2017 has been a risk-on year. It started with a risk-on sentiment for the US with the Trump trade and moved to a global phenomenon; however, as we end the first half of the year there is a growing level of concern across many market sectors. Short-term moving averages and break-out indicators have turned negative for a number of styles indices in June. While all major sectors except for value are positive for the year, there is the view that uncertainty and volatility may start to swamp the risk-on euphoria. Fears of over-valuation may be a topic of discussion, but money flows and price action over the last six months have told a different story.
The bond sectors that all showed strong performance last month are starting to generate more mixed returns. June was not kind to bond investors. Most indices were down for the month on a price basis with coupon interest cushioning adjusted returns. A number of short-term moving average and break-out models have turned negative. Short-term indices are the only sectors for bond protection.
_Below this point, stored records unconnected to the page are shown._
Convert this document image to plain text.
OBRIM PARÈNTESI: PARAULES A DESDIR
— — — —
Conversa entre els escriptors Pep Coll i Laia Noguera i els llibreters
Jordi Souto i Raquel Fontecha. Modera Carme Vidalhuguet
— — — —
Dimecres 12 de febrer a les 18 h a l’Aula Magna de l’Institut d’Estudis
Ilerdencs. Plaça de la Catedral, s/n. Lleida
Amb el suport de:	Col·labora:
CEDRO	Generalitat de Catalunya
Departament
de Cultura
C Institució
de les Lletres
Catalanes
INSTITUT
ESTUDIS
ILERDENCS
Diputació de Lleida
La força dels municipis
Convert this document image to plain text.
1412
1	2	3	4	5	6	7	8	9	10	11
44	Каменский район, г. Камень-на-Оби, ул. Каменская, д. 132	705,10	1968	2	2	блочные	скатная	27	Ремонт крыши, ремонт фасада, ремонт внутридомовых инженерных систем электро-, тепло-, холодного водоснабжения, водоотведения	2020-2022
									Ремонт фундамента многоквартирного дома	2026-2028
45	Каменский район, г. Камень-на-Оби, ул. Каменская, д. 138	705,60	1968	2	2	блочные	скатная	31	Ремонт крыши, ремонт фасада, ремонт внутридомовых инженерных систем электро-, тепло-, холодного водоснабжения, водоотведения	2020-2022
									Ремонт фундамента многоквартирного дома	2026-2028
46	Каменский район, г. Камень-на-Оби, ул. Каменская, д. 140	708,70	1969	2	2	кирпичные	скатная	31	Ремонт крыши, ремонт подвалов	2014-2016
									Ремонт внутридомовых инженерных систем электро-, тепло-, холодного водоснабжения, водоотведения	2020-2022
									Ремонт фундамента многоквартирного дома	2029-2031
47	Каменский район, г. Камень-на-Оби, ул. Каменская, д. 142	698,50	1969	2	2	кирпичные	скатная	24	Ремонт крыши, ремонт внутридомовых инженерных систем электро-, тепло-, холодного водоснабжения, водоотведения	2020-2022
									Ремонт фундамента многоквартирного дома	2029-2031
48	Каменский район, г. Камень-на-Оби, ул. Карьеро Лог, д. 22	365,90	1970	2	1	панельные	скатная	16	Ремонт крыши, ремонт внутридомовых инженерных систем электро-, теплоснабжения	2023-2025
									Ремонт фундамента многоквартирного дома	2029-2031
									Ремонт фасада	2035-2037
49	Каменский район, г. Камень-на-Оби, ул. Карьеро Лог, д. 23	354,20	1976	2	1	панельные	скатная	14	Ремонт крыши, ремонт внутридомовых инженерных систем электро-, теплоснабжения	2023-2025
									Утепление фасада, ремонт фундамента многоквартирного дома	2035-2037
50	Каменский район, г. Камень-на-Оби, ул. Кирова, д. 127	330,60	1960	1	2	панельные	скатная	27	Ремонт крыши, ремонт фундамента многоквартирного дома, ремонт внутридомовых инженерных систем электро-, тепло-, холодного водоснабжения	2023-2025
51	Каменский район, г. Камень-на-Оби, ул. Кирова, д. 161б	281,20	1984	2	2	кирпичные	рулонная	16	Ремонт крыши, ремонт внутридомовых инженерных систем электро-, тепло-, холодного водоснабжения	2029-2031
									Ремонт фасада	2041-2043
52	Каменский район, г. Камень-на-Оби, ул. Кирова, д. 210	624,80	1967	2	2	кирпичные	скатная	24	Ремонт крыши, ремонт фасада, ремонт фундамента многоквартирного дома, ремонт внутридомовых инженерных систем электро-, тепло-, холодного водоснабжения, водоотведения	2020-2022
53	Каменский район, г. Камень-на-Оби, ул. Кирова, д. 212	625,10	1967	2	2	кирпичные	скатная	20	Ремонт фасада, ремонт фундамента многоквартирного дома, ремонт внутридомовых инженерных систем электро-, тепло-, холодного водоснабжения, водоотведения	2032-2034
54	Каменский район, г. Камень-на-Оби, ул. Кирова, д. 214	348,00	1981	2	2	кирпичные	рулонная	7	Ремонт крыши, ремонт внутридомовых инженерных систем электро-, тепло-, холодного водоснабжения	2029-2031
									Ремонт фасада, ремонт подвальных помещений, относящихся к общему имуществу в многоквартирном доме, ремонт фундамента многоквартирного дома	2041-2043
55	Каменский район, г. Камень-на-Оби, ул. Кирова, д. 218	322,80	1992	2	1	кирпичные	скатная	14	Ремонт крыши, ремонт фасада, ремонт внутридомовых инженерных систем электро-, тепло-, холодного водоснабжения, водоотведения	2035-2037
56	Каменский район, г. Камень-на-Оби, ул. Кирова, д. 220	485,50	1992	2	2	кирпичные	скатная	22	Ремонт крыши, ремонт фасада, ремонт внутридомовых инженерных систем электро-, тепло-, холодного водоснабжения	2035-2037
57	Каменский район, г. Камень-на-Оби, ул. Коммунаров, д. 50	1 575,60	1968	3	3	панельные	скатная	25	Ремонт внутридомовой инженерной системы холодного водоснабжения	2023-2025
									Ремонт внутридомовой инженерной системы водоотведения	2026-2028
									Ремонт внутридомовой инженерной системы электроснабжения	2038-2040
While the finance sector jumped at the end of the month on news of positive stress tests, many sectors showed strong declines. The technology, utilities, and consumer stables all declined by more than three percent for the month. Health care is now the best sector even with the health reform uncertainty in the US Congress. Sector dispersion suggests there is less common thinking on overall market direction.
Country returns showed declines especially in the EU. Nevertheless June loses were not able to offset the strong first half of 2017 for many countries. It is interesting that South Korea and Mexico are market leaders in spite of the geopolitical uncertainty in Asia and the continued trade uncertainty with NAFTA. Fear of policy and political unknowns did not dampened investor behavior in the first half of 2017.